Ezan aşkına!..
15 Haziran (622) Ezan-ı Muhammedi’nin Bilal-i Habeşi tarafından ilk kez okunmasının, 17 Haziran (1950) ise 18 senelik bir ayrılıktan sonra Ezan-ı Muhammedi’ye tekrar kavuşmanın...
15 Haziran (622) Ezan-ı Muhammedi’nin Bilal-i Habeşi tarafından ilk kez okunmasının, 17 Haziran (1950) ise 18 senelik bir ayrılıktan sonra Ezan-ı Muhammedi’ye tekrar kavuşmanın yıldönümüdür.

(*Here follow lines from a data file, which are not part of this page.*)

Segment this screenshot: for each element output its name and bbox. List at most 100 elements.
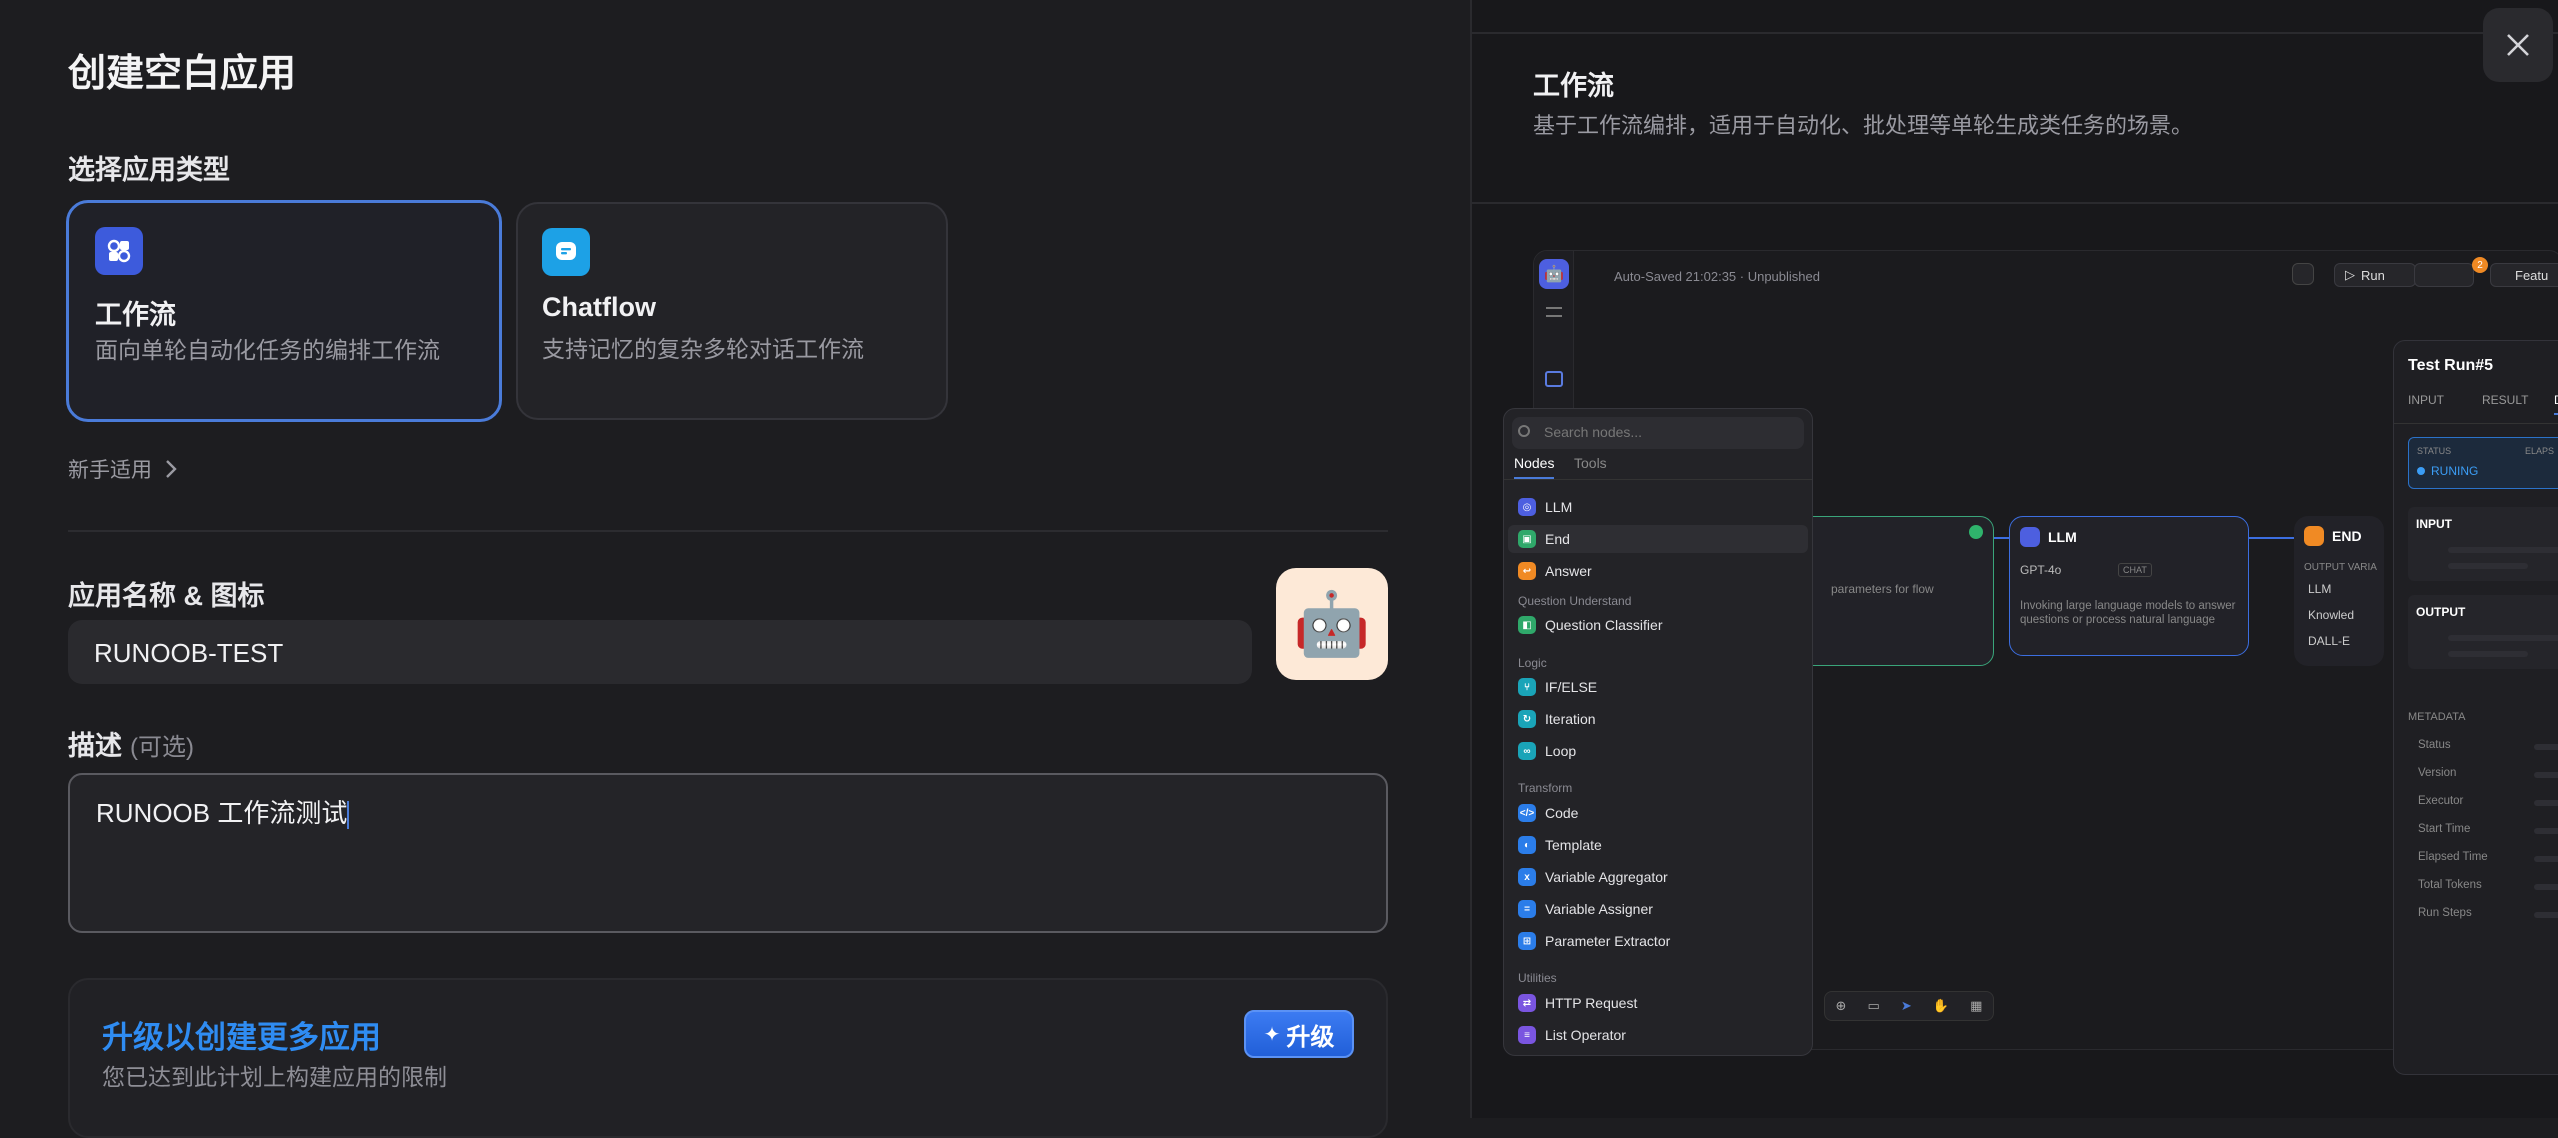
placeholder-line [2448, 563, 2528, 569]
pointer-icon[interactable]: ➤ [1901, 998, 1912, 1014]
list-icon: ≡ [1518, 1026, 1536, 1044]
app-type-workflow-card[interactable]: 工作流 面向单轮自动化任务的编排工作流 [66, 200, 502, 422]
env-button[interactable] [2292, 263, 2314, 285]
add-icon[interactable]: ⊕ [1836, 998, 1847, 1014]
running-dot [2417, 467, 2425, 475]
divider [1504, 479, 1812, 480]
history-button[interactable] [2414, 263, 2474, 287]
divider [68, 530, 1388, 532]
upgrade-title: 升级以创建更多应用 [102, 1020, 381, 1055]
menu-item-template[interactable]: ◐ Template [1518, 831, 1602, 859]
menu-item-variable-aggregator[interactable]: x Variable Aggregator [1518, 863, 1668, 891]
chatflow-desc: 支持记忆的复杂多轮对话工作流 [542, 336, 864, 362]
workflow-icon [95, 227, 143, 275]
app-icon-picker[interactable]: 🤖 [1276, 568, 1388, 680]
app-icon [1545, 371, 1563, 387]
upgrade-banner: 升级以创建更多应用 您已达到此计划上构建应用的限制 ✦ 升级 [68, 978, 1388, 1138]
play-icon: ▷ [2345, 267, 2355, 282]
metadata-label: METADATA [2408, 711, 2466, 723]
classifier-icon: ◧ [1518, 616, 1536, 634]
canvas-toolbar: ⊕ ▭ ➤ ✋ ▦ [1824, 991, 1994, 1021]
menu-item-http-request[interactable]: ⇄ HTTP Request [1518, 989, 1637, 1017]
end-item: Knowled [2308, 608, 2355, 622]
status-label: STATUS [2417, 446, 2452, 456]
menu-item-parameter-extractor[interactable]: ⊞ Parameter Extractor [1518, 927, 1670, 955]
search-icon [1518, 425, 1530, 437]
menu-item-label: Answer [1545, 563, 1592, 579]
close-button[interactable] [2483, 8, 2553, 82]
placeholder-line [2534, 884, 2558, 890]
menu-item-llm[interactable]: ◎ LLM [1518, 493, 1572, 521]
metadata-row-label: Executor [2418, 795, 2464, 807]
app-type-chatflow-card[interactable]: Chatflow 支持记忆的复杂多轮对话工作流 [516, 202, 948, 420]
menu-group-label: Question Understand [1518, 594, 1632, 608]
upgrade-button[interactable]: ✦ 升级 [1244, 1010, 1354, 1058]
desc-label: 描述 [68, 731, 122, 761]
end-node-title: END [2332, 528, 2362, 544]
status-box: STATUS ELAPS RUNING [2408, 437, 2558, 489]
layout-icon[interactable]: ▦ [1970, 998, 1982, 1014]
beginner-link[interactable]: 新手适用 [68, 454, 178, 484]
desc-textarea[interactable]: RUNOOB 工作流测试 [68, 773, 1388, 933]
llm-icon [2020, 527, 2040, 547]
menu-item-list-operator[interactable]: ≡ List Operator [1518, 1021, 1626, 1049]
template-icon: ◐ [1518, 836, 1536, 854]
end-icon: ▣ [1518, 530, 1536, 548]
end-node[interactable]: END OUTPUT VARIA LLM Knowled DALL-E [2294, 516, 2384, 666]
metadata-row-label: Run Steps [2418, 907, 2472, 919]
status-value: RUNING [2431, 464, 2479, 478]
hand-icon[interactable]: ✋ [1933, 998, 1949, 1014]
tab-result[interactable]: RESULT [2482, 393, 2528, 407]
node-search-input[interactable]: Search nodes... [1512, 417, 1804, 449]
menu-item-question-classifier[interactable]: ◧ Question Classifier [1518, 611, 1663, 639]
menu-item-label: Variable Assigner [1545, 901, 1653, 917]
features-button[interactable]: Featu [2490, 263, 2558, 287]
llm-desc: Invoking large language models to answer… [2020, 600, 2236, 626]
tab-input[interactable]: INPUT [2408, 393, 2444, 407]
start-node-desc: parameters for flow [1831, 582, 1934, 596]
menu-item-if-else[interactable]: ⑂ IF/ELSE [1518, 673, 1597, 701]
sparkle-icon: ✦ [1263, 1023, 1281, 1046]
workflow-desc: 面向单轮自动化任务的编排工作流 [95, 337, 440, 363]
metadata-row-label: Status [2418, 739, 2451, 751]
metadata-row-label: Start Time [2418, 823, 2471, 835]
placeholder-line [2534, 912, 2558, 918]
menu-item-end[interactable]: ▣ End [1508, 525, 1808, 553]
menu-item-code[interactable]: </> Code [1518, 799, 1578, 827]
app-name-input[interactable]: RUNOOB-TEST [68, 620, 1252, 684]
answer-icon: ↩ [1518, 562, 1536, 580]
aggregator-icon: x [1518, 868, 1536, 886]
beginner-link-label: 新手适用 [68, 459, 152, 482]
preview-desc: 基于工作流编排，适用于自动化、批处理等单轮生成类任务的场景。 [1533, 113, 2194, 138]
menu-item-label: Question Classifier [1545, 617, 1663, 633]
menu-item-loop[interactable]: ∞ Loop [1518, 737, 1576, 765]
placeholder-line [2534, 744, 2558, 750]
close-icon [2507, 34, 2529, 56]
loop-icon: ∞ [1518, 742, 1536, 760]
chevron-right-icon [166, 460, 177, 478]
create-app-form: 创建空白应用 选择应用类型 工作流 面向单轮自动化任务的编排工作流 Chatfl… [0, 0, 1470, 1138]
workflow-title: 工作流 [95, 300, 176, 330]
tab-tools[interactable]: Tools [1574, 455, 1607, 471]
menu-item-answer[interactable]: ↩ Answer [1518, 557, 1592, 585]
edge [2249, 537, 2294, 539]
output-box: OUTPUT [2408, 595, 2558, 669]
run-button[interactable]: ▷ Run [2334, 263, 2416, 287]
note-icon[interactable]: ▭ [1868, 998, 1880, 1014]
llm-node[interactable]: LLM GPT-4o CHAT Invoking large language … [2009, 516, 2249, 656]
status-running: RUNING [2417, 464, 2478, 478]
menu-item-iteration[interactable]: ↻ Iteration [1518, 705, 1596, 733]
test-run-panel: Test Run#5 INPUT RESULT DE STATUS ELAPS … [2393, 340, 2558, 1075]
placeholder-line [2534, 772, 2558, 778]
menu-group-label: Utilities [1518, 971, 1557, 985]
desc-heading: 描述 (可选) [68, 724, 194, 763]
tab-nodes[interactable]: Nodes [1514, 455, 1555, 479]
tab-detail[interactable]: DE [2554, 393, 2558, 415]
menu-item-variable-assigner[interactable]: = Variable Assigner [1518, 895, 1653, 923]
placeholder-line [2448, 635, 2558, 641]
divider [2394, 423, 2558, 424]
desc-optional: (可选) [130, 734, 194, 761]
menu-item-label: Variable Aggregator [1545, 869, 1668, 885]
menu-item-label: LLM [1545, 499, 1573, 515]
end-node-sub: OUTPUT VARIA [2304, 562, 2377, 573]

İnsanlık âlemine ikram edilen “Yürek İnkilâbı”nın günde beş kez tebliği anlamına gelen bir dönüşümü hatırlamamak mümkün değil…
Düşünün ki, Yahya Kemal bile ezansızlıktan bunalmış ve “Ezan-ı Muhammedi”nin “yasak” olduğu 1942 yılında, “Ezan-ı Muhammedi” başlıklı bir şiir yazmıştı:
“Emr-i bülendsin ey Ezan-ı Muhammedi/ Kâfi değil sadâna Cihan-ı Muhammedi/ Sultan Selim-i Evvel’i râm etmeyip ecel/ Fethetmeliydi âlemi Şan-ı Muhammedi…”
Bu şiir yüzünden şairin başı tek parti (CHP) yönetimi ile derde girdi. Çünkü CHP 1932 yılında ezanı Türkçeleştirmiş, ezanın “Muhammedi” kimliğini nisyana (unutulmaya) terk etmişti. Hâlbuki Yahya Kemal, Ezan-ı Muhammedi’yi asıl kimliğiyle kudretli mısralarda vurguluyor, “Gök nura garkolur nice yüzbin minareden” mısraını okuyan her Müslüman’ın yüreği ürperiyordu. Bu güçlü vurgu, Mehmed Âkif’in İstiklâl Marşı’ndaki “Bu ezanlar ki, şahadetleri dinin, temeli/Ebedi, yurdumun üstünde benim, inlemeli” mısralarıyla birleşince, ruhları coşturuyordu.